On the occasion of her latest collaboration with director James Cameron, Avatar: The Way of Water (which, to no one’s surprise opened at No. 1 at the weekend box office), Kate Winslet is looking back 25 years to the last time she and Cameron worked together. On the Happy Sad Confused podcast, Winslet discussed the fat-shaming she withstood after playing Rose in Titanic.

“Apparently, I was too fat—isn’t it awful?” she told host Josh Horowitz. “Why were they so mean to me? I wasn’t even fucking fat.” She kept the “they” vague, but seemed to be referring to members of the public and media.

“If I could turn back the clock, I would have used my voice in a completely different way,” Winslet continued. “I would have said to journalists…‘Don’t you dare treat me like this. I’m a young woman. My body is changing. I’m figuring it out. I’m deeply insecure. I’m terrified. Don’t make this any harder than it already is.’ That’s bullying and actually borderline abusive, I would say.”

“And now that wouldn’t happen,” she continued. “And if it did happen, a young actor would truly respond in exactly the way I just did…This nonsense of commenting on bodies and how women look, it’s getting better, but we’ve still got such a ways to go.”

Winslet went onto say that she believes the preoccupation with the bodies of actors—even in the form of supposedly positive commentary—“feeds into young women aspiring to ideas of perfection that don’t exist.” The subject came up as a result of Horowitz asking about one of the most debated mysteries of cinema—couldn’t Leonardo DiCaprio’s Jack have fit on the floating door that saved Rose’s life at the end of Titanic?

“I actually don’t believe that we would have survived if we had both gotten on that door,” said Winslet. “I think that he could have fit, but it would have tipped … and it would not have been a sustainable idea.

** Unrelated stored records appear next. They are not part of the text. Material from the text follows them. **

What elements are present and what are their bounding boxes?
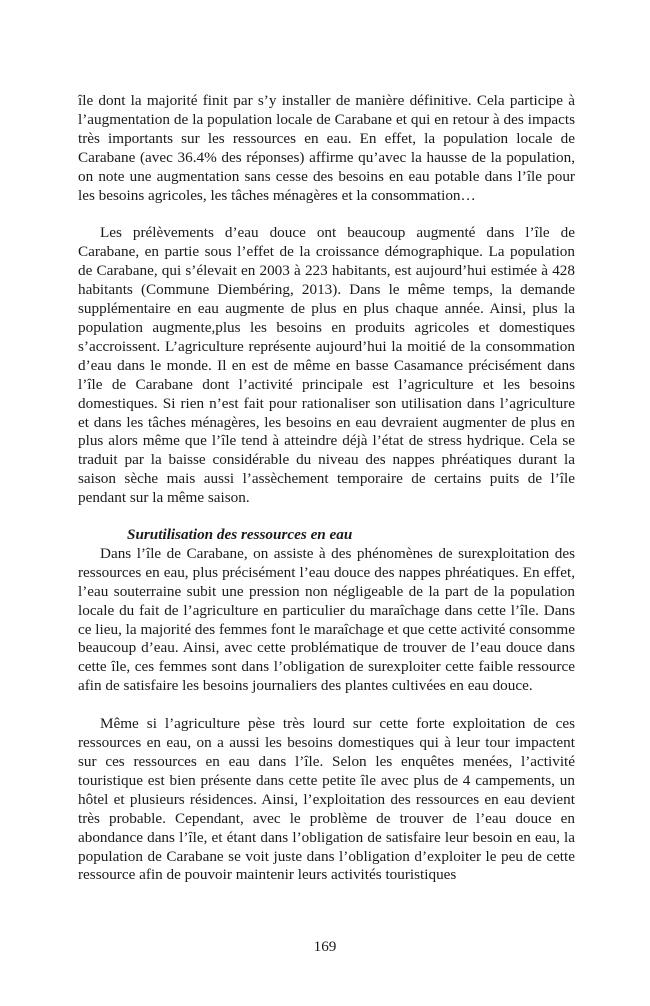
section-heading: Surutilisation des ressources en eau [127,526,353,544]
body-paragraph-1: île dont la majorité finit par s’y installer de manière définitive. Cela participe à l’augmentation de la population locale de Carabane et qui en retour à des impacts très importants sur les ressources en eau. En effet, la population locale de Carabane (avec 36.4% des réponses) affirme qu’avec la hausse de la population, on note une augmentation sans cesse des besoins en eau potable dans l’île pour les besoins agricoles, les tâches ménagères et la consommation… [78,92,575,204]
section-paragraph-1: Dans l’île de Carabane, on assiste à des phénomènes de surexploitation des ressources en eau, plus précisément l’eau douce des nappes phréatiques. En effet, l’eau souterraine subit une pression non négligeable de la part de la population locale du fait de l’agriculture en particulier du maraîchage dans cette l’île. Dans ce lieu, la majorité des femmes font le maraîchage et que cette activité consomme beaucoup d’eau. Ainsi, avec cette problématique de trouver de l’eau douce dans cette île, ces femmes sont dans l’obligation de surexploiter cette faible ressource afin de satisfaire les besoins journaliers des plantes cultivées en eau douce. [78,544,575,695]
section-paragraph-2: Même si l’agriculture pèse très lourd sur cette forte exploitation de ces ressources en eau, on a aussi les besoins domestiques qui à leur tour impactent sur ces ressources en eau dans l’île. Selon les enquêtes menées, l’activité touristique est bien présente dans cette petite île avec plus de 4 campements, un hôtel et plusieurs résidences. Ainsi, l’exploitation des ressources en eau devient très probable. Cependant, avec le problème de trouver de l’eau douce en abondance dans l’île, et étant dans l’obligation de satisfaire leur besoin en eau, la population de Carabane se voit juste dans l’obligation d’exploiter le peu de cette ressource afin de pouvoir maintenir leurs activités touristiques [78,715,575,884]
body-paragraph-2: Les prélèvements d’eau douce ont beaucoup augmenté dans l’île de Carabane, en partie sous l’effet de la croissance démographique. La population de Carabane, qui s’élevait en 2003 à 223 habitants, est aujourd’hui estimée à 428 habitants (Commune Diembéring, 2013). Dans le même temps, la demande supplémentaire en eau augmente de plus en plus chaque année. Ainsi, plus la population augmente,plus les besoins en produits agricoles et domestiques s’accroissent. L’agriculture représente aujourd’hui la moitié de la consommation d’eau dans le monde. Il en est de même en basse Casamance précisément dans l’île de Carabane dont l’activité principale est l’agriculture et les besoins domestiques. Si rien n’est fait pour rationaliser son utilisation dans l’agriculture et dans les tâches ménagères, les besoins en eau devraient augmenter de plus en plus alors même que l’île tend à atteindre déjà l’état de stress hydrique. Cela se traduit par la baisse considérable du niveau des nappes phréatiques durant la saison sèche mais aussi l’assèchement temporaire de certains puits de l’île pendant sur la même saison. [78,224,575,507]
document-page [78,92,575,885]
page-number: 169 [313,938,337,955]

So you heard it here for the first time: Yes, he could have fit on that door, but it would not have stayed afloat.” Cameron recently commented on the enduring controversy, claiming that a recently conducted “forensic analysis with a hypothermia expert” using stunt people proved “there was no way they both could have survived.”

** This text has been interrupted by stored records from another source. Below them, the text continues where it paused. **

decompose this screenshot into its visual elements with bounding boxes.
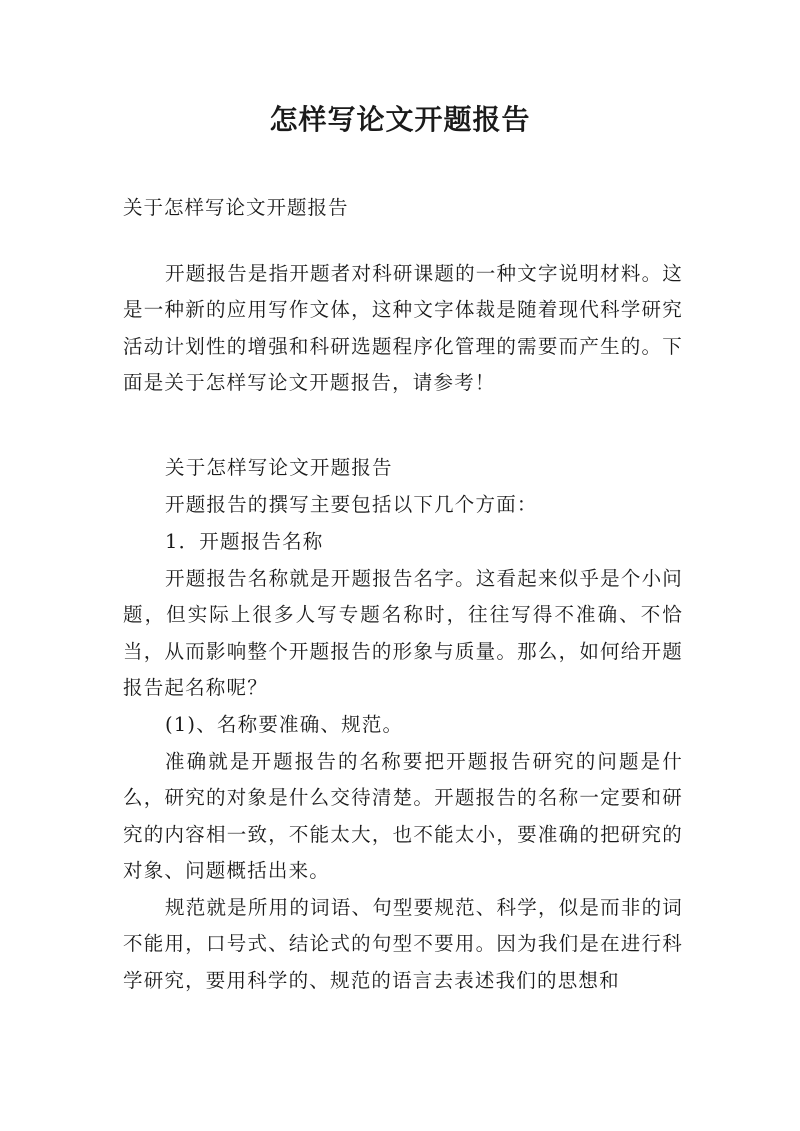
- lead-in-text: 开题报告的撰写主要包括以下几个方面：: [165, 493, 538, 516]
- subitem-1-paragraph-standard: 规范就是所用的词语、句型要规范、科学，似是而非的词不能用，口号式、结论式的句型不要用。因为我们是在进行科学研究，要用科学的、规范的语言去表述我们的思想和: [123, 896, 683, 992]
- item-1-heading: 1．开题报告名称: [165, 530, 324, 553]
- document-title: 怎样写论文开题报告: [269, 103, 531, 136]
- document-subtitle: 关于怎样写论文开题报告: [123, 196, 349, 219]
- intro-paragraph: 开题报告是指开题者对科研课题的一种文字说明材料。这是一种新的应用写作文体，这种文字体裁是随着现代科学研究活动计划性的增强和科研选题程序化管理的需要而产生的。下面是关于怎样写论文开题报告，请参考！: [123, 262, 683, 395]
- section-heading: 关于怎样写论文开题报告: [165, 456, 393, 479]
- subitem-1-paragraph-accuracy: 准确就是开题报告的名称要把开题报告研究的问题是什么，研究的对象是什么交待清楚。开题报告的名称一定要和研究的内容相一致，不能太大，也不能太小，要准确的把研究的对象、问题概括出来。: [123, 750, 683, 883]
- subitem-1-heading: (1)、名称要准确、规范。: [165, 713, 404, 736]
- item-1-paragraph: 开题报告名称就是开题报告名字。这看起来似乎是个小问题，但实际上很多人写专题名称时，往往写得不准确、不恰当，从而影响整个开题报告的形象与质量。那么，如何给开题报告起名称呢？: [123, 567, 683, 700]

Cameron’s name, meanwhile, was left out of the discussion of Winslet’s body on the podcast, despite having referred to the actor on set as “Kate Weighs-A-Lot,” according to what Winslet said in a 1998 Rolling Stone profile. Winslet had told the Los Angeles Times in 1997, “You’d have to pay me a lot of money to work with Jim again,” in apparent reference to the hypothermia she experienced on the set of Titanic, as well as nearly drowning twice while filming the blockbuster. The following year, Rolling Stone reported that she said the quote had been “misinterpreted.” When Winslet’s participation in Avatar: The Way of Water was announced in 2017, Cameron told Deadline: “Kate and I have been looking for something to do together for 20 years, since our collaboration on Titanic, which was one of the most rewarding of my career.”

In another recent interview, Winslet recalled holding her breath for seven minutes on the set of the Avatar sequel. During her Happy Sad Confused interview, Winslet said that Cameron’s demanding directing style “comes from a place of wanting to do incredible work.”